Senyum Jemiel terbit, ia mengangguk dengan antusias. Menarik dirinya dari dekapan sang Oje dan berlari kecil ke kamar mandi untuk bersiap-siap.

Kelakuan keponakannya itu membuat Jeslan tertawa gemas.

"Dasar bayi."

Tidak sampai tiga puluh menit, kedua manusia berwajah tampan tersebut sudah berada di cafe yang tidak jauh dari komplek perumahaan Jemiel. Dimana cafe tersebut memiliki menu waffle kesukaan Jemiel.

"Abang apa kabar? Gimana di sekolah? Udah punya pacar belom?" tanya Jeslan bertubi-tubi membuat keponakannya memutar bola matanya jengah.

"Satu-satu kalo nanya Oje!"

"Hehehe sorry, Oje terlalu excited ketemu sama Abang lagi. Abisnya kemarin-kemarin gak pernah ngehubungin Ojenya sih." ujar Jeslan dengan nada yang dibuat-buat sedih.

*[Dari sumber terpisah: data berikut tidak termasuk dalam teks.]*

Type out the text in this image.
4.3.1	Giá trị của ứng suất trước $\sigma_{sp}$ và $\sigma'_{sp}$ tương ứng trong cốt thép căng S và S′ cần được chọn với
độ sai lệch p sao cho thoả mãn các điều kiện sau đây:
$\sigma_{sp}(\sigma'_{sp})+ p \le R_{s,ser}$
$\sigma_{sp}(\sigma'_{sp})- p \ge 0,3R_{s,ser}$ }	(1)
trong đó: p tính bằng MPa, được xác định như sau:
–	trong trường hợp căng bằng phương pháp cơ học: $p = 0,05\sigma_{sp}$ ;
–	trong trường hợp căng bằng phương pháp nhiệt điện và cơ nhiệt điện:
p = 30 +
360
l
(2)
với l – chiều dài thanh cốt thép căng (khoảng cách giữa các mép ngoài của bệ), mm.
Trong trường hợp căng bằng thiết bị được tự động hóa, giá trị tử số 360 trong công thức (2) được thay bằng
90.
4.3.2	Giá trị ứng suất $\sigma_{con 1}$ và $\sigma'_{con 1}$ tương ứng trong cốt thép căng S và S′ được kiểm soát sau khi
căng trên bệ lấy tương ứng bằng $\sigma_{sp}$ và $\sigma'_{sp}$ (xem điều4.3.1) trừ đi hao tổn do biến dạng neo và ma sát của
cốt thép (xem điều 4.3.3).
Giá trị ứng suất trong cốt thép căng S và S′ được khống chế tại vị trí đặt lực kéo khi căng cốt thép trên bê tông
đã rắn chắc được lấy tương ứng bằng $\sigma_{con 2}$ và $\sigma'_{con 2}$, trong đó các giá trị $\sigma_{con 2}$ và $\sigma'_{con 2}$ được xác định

"Ya gimana mau ngehubungin kalo aku bangun Ojenya disana lagi tidur," sewot Jemiel. "kabar aku baik, di sekolah juga baik-baik aja gak buat onar."

Jeslan mengangguk mengerti, "Terus kalo pacar gimana? Udah punya pacar belom?"

Jemiel dengan santai hanya menggeleng lalu mengalihkan perhatiannya kepada waffle yang baru saja dibawa oleh pelayan ke meja mereka. Tanpa menunggu lama-lama, Jemiel segera mengambil pisau dan garpu lalu mulai memotong waffle dengan siraman madu favoritenya.